What’s also new is the legal theory endorsed by Judge Rudolph Randa in the Wisconsin case, which held that coordinated spending cannot be treated as a contribution if it does not expressly advocate for or against a candidate. Judge Randa broke ground by ruling the same way last spring, and was reversed by a three-judge panel of the U.S. Court of Appeals for the Seventh Circuit that contained two Republican-appointed judges. Judge Frank Easterbrook, a prominent conservative jurist, explained what was already clear: “If campaigns tell potential contributors to divert money to nominally independent groups that have agreed to do the campaigns’ bidding,” the contribution limits don’t work.

The Journal takes aim at specific recommendations in the report as well — for example, it scoffs that one “‘regulatory gem’ would create ‘firewalls’ between candidates and outside groups,” which would create opportunities for regulatory harassment. This criticism reveals a clear misunderstanding of the report and the concept of firewalls in general. Firewalls are never mandated, but are optional, and are set up not between a candidate and a spender, but within an outside group or a consulting firm, so the firm’s separate parts could provide services to a candidate and an outside group without sharing information.

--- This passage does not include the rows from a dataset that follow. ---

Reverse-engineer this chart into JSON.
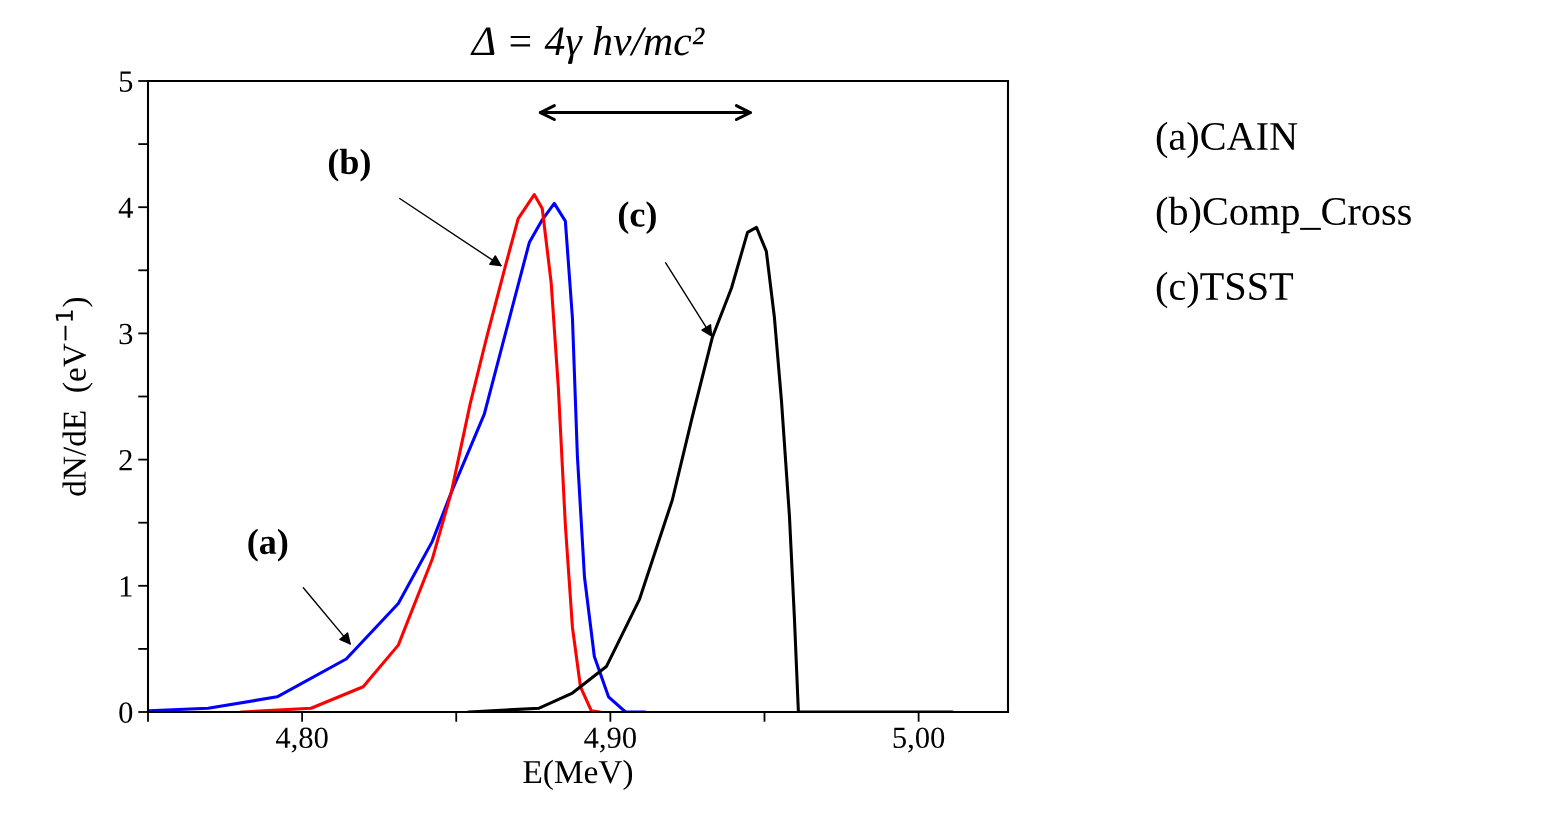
{
  "chart_data": {
    "type": "line",
    "title": "Δ = 4γ hν/mc²",
    "xlabel": "E(MeV)",
    "ylabel": "dN/dE  (eV$^{−1}$)",
    "xlim": [
      4.75,
      5.029
    ],
    "ylim": [
      0,
      5
    ],
    "xticks": [
      {
        "value": 4.75,
        "label": null
      },
      {
        "value": 4.8,
        "label": "4,80"
      },
      {
        "value": 4.85,
        "label": null
      },
      {
        "value": 4.9,
        "label": "4,90"
      },
      {
        "value": 4.95,
        "label": null
      },
      {
        "value": 5.0,
        "label": "5,00"
      }
    ],
    "yticks": [
      0,
      {
        "value": 0.5,
        "label": null
      },
      1,
      {
        "value": 1.5,
        "label": null
      },
      2,
      {
        "value": 2.5,
        "label": null
      },
      3,
      {
        "value": 3.5,
        "label": null
      },
      4,
      {
        "value": 4.5,
        "label": null
      },
      5
    ],
    "grid": false,
    "legend": false,
    "marker": "none",
    "line_style": "solid",
    "series": [
      {
        "color": "#0000ff",
        "x": [
          4.7503,
          4.7695,
          4.7919,
          4.8143,
          4.8312,
          4.8422,
          4.8484,
          4.8591,
          4.8679,
          4.8737,
          4.8779,
          4.8818,
          4.8854,
          4.8877,
          4.8893,
          4.8916,
          4.8948,
          4.8994,
          4.9049,
          4.911
        ],
        "values": [
          0.01,
          0.03,
          0.12,
          0.42,
          0.86,
          1.35,
          1.74,
          2.36,
          3.18,
          3.72,
          3.9,
          4.03,
          3.89,
          3.12,
          2.03,
          1.07,
          0.44,
          0.12,
          0,
          0
        ]
      },
      {
        "color": "#ff0000",
        "x": [
          4.7805,
          4.8029,
          4.8198,
          4.8312,
          4.8422,
          4.8484,
          4.8545,
          4.8601,
          4.8659,
          4.8701,
          4.8753,
          4.8779,
          4.8808,
          4.8831,
          4.8854,
          4.8877,
          4.8903,
          4.8938,
          4.8964
        ],
        "values": [
          0,
          0.03,
          0.2,
          0.53,
          1.21,
          1.74,
          2.44,
          2.99,
          3.53,
          3.91,
          4.1,
          3.99,
          3.4,
          2.58,
          1.48,
          0.67,
          0.2,
          0.01,
          0
        ]
      },
      {
        "color": "#000000",
        "x": [
          4.8542,
          4.8769,
          4.8877,
          4.8987,
          4.9094,
          4.9201,
          4.9266,
          4.9331,
          4.9393,
          4.9445,
          4.9474,
          4.9506,
          4.9532,
          4.9555,
          4.9581,
          4.9597,
          4.961,
          5.0107
        ],
        "values": [
          0,
          0.03,
          0.15,
          0.36,
          0.89,
          1.68,
          2.34,
          2.97,
          3.36,
          3.8,
          3.84,
          3.65,
          3.13,
          2.47,
          1.55,
          0.75,
          0,
          0
        ]
      }
    ],
    "annotations": [
      {
        "text": "(a)",
        "x": 4.8159,
        "y": 0.53
      },
      {
        "text": "(b)",
        "x": 4.8649,
        "y": 3.53
      },
      {
        "text": "(c)",
        "x": 4.9331,
        "y": 2.97
      },
      "(a)CAIN",
      "(b)Comp_Cross",
      "(c)TSST"
    ]
  }
}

Firewalls are generally supported by those who advocate for fewer spending restrictions, because they allow groups to serve both a candidate and a spender when they would otherwise be restricted to serving one. And we don’t have to “imagine” what would happen with firewalls — bipartisan FEC regulations already allow for them, as do several state laws.

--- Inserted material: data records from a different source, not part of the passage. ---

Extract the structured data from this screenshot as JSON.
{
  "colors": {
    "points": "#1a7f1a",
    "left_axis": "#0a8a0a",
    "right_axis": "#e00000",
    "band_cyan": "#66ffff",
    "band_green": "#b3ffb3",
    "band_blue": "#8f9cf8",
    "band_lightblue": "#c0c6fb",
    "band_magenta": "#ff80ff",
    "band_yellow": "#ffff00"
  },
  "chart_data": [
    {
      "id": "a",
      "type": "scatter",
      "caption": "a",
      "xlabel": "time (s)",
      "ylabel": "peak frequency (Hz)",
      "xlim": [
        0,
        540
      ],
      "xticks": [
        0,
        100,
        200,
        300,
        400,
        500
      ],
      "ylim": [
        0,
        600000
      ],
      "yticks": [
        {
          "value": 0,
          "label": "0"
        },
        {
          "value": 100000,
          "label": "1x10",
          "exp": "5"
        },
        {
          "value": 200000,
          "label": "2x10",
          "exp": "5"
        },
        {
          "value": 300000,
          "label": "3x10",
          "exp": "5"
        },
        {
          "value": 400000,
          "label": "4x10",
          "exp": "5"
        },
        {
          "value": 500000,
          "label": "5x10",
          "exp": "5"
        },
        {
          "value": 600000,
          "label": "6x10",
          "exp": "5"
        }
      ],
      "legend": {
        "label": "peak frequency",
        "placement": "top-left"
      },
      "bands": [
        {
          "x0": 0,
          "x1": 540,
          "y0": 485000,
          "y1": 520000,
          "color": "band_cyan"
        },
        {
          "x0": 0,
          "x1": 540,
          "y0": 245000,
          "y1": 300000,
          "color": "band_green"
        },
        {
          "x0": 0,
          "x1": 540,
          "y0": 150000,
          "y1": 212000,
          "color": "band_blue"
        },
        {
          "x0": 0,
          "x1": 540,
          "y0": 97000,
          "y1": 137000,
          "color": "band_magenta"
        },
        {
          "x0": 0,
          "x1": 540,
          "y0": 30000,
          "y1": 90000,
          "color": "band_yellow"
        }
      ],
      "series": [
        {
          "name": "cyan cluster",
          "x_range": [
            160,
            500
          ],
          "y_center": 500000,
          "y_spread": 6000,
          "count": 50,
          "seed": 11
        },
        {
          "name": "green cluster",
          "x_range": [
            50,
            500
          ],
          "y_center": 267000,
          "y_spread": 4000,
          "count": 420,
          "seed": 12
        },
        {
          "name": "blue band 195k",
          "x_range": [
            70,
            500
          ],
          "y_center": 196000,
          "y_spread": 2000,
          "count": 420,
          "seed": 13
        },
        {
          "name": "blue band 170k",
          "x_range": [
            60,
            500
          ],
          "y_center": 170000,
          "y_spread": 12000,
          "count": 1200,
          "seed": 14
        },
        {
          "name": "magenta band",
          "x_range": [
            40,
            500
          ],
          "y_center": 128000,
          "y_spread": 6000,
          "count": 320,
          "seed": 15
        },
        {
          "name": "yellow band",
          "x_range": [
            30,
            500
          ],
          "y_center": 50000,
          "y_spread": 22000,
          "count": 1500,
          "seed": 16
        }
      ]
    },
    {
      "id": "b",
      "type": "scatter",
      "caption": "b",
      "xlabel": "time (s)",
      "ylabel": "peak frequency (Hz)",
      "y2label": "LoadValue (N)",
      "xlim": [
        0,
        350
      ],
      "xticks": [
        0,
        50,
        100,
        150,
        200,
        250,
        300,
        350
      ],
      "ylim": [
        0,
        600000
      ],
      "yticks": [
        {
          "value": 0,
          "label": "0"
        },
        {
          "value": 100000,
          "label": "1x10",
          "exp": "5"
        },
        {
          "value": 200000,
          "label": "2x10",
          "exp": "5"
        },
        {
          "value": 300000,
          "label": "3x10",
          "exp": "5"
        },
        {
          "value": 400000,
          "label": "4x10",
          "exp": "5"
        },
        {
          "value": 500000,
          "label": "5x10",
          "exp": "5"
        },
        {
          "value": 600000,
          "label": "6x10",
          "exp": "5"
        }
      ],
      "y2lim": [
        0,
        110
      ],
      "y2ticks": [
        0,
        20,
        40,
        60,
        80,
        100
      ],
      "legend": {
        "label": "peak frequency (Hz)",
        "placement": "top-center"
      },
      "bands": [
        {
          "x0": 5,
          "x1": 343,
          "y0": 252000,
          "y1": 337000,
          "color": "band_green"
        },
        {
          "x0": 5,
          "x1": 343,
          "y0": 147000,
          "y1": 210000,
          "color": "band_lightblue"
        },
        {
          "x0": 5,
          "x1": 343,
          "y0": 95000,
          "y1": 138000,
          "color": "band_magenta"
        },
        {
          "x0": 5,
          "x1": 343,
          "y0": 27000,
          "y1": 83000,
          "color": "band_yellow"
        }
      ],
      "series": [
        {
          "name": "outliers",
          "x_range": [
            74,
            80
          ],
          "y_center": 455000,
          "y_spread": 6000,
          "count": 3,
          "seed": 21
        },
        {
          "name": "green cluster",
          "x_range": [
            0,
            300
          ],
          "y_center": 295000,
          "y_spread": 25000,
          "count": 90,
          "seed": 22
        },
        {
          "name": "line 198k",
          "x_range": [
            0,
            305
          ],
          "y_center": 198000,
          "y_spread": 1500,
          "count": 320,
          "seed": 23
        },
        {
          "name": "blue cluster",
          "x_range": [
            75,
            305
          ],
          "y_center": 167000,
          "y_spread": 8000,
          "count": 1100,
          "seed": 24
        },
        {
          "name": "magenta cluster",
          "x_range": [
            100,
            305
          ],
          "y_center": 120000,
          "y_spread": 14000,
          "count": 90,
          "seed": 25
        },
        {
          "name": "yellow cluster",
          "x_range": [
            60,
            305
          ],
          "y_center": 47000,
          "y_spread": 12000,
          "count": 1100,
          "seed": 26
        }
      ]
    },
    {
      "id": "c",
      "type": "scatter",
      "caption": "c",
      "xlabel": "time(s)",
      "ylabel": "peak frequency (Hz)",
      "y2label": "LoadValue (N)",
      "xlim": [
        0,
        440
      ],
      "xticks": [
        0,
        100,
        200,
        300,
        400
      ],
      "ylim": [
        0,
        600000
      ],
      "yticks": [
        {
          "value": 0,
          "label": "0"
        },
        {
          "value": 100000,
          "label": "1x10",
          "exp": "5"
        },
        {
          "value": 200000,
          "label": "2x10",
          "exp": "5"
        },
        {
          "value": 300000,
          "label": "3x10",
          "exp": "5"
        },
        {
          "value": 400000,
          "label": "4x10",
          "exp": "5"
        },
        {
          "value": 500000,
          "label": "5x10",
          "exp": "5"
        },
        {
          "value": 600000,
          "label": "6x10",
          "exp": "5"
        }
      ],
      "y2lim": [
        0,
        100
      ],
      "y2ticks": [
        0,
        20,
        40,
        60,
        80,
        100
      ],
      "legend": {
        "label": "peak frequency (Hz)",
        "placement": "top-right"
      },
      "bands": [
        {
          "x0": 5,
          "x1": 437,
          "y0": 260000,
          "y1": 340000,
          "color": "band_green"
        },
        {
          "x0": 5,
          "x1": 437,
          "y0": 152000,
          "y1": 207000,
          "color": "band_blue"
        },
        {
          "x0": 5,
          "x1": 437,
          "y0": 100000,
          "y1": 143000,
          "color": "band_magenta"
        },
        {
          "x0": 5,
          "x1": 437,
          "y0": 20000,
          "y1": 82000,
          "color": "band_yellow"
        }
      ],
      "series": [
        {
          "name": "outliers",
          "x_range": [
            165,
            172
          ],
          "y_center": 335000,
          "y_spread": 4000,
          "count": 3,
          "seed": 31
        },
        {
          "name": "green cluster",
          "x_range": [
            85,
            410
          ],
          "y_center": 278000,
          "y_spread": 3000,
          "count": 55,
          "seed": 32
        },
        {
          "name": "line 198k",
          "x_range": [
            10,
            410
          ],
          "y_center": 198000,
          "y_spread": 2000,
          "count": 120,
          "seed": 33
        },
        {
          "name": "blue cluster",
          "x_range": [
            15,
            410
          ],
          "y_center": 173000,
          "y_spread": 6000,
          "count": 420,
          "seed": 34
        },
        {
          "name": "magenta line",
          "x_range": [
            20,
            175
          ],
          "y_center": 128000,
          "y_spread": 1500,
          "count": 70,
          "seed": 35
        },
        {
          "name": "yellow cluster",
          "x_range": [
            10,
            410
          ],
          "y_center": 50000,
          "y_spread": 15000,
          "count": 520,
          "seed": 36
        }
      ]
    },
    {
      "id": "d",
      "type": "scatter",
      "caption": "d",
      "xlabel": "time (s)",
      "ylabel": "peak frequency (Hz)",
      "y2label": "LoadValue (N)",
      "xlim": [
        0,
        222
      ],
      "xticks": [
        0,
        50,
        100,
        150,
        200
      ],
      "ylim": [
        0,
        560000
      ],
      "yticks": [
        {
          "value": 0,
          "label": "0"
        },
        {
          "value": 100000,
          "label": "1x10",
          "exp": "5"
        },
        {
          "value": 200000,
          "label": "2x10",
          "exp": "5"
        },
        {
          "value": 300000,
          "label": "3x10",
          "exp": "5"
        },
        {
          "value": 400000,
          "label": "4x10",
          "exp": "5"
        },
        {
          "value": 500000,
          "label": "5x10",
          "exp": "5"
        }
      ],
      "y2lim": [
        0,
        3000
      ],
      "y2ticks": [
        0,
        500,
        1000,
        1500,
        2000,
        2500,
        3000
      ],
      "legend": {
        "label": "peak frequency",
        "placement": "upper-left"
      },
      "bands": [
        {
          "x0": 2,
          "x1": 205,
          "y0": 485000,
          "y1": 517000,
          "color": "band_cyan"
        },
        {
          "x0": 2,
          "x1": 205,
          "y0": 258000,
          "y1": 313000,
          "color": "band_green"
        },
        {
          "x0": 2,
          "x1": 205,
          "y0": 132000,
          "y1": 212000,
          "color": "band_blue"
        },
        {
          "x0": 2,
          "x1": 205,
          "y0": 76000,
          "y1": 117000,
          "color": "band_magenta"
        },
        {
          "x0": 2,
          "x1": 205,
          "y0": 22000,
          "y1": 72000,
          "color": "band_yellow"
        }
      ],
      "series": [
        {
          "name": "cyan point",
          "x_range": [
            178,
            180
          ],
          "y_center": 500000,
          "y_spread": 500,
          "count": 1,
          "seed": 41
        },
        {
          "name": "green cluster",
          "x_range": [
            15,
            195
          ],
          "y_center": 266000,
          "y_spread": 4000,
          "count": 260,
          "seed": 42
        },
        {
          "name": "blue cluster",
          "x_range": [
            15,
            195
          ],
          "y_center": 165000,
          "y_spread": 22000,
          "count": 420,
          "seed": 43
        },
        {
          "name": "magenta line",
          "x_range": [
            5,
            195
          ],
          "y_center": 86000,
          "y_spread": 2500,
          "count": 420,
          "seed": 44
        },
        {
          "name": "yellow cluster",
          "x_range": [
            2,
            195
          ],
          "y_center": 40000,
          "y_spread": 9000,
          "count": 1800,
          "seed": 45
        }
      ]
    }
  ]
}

Points of fact aside, it’s possible that even with a full understanding of the law, the Journal’s editors would still side with groups that oppose any limitations on political spending. Yet probably the most interesting argument in the editorial is that if outside spending were limited to $2,600 per contributor per election, it would “assault” freedom of association because “If like-minded people can’t pool resources to influence elections, they are essentially shut out of modern political debate.”   

The Brennan Center emphatically agrees with the Journal that too many people are shut out of the modern political debate. Of course, we think that a great majority of Americans are shut out because millionaires and corporations are able to spend unlimited amounts to support their favored candidates and policies — if all those groups were limited to $2,600 in spending per election, exorbitant spending would be reduced, small-dollar contributions would matter more, and average citizens wouldn’t feel powerless in the political system.

Further, we support any policy that will encourage small donors to associate and magnify their influence. Donors may currently give $5,000 per calendar year to political groups (or an unlimited amount, if the group doesn’t donate to candidates). While the Journal thinks that such caps shut people out of the debate, its concern is over a very small group of people: under any metric, well under one tenth of one percent of Americans contribute thousands of dollars for political spending. Considering that $5,000 is about ten percent of median family income in the U.S., that’s not very surprising. So using the Journal’s logic, one could argue this means more than 99.9% percent of all Americans are already “shut out of modern political debate.”

Instead of denigrating efforts to change our political system for the better, those who seek to give more people a voice in politics should work together. Enforcing rules requiring true independence from outside groups is one way to do that, but we should also seek to promote broad participation through programs like New York City’s public financing system that matches small-dollar donations and has succeeded in encouraging more citizens to participate. And any criticism of efforts to change the system should straightforwardly address both current law and the competing interests on both sides of the debate.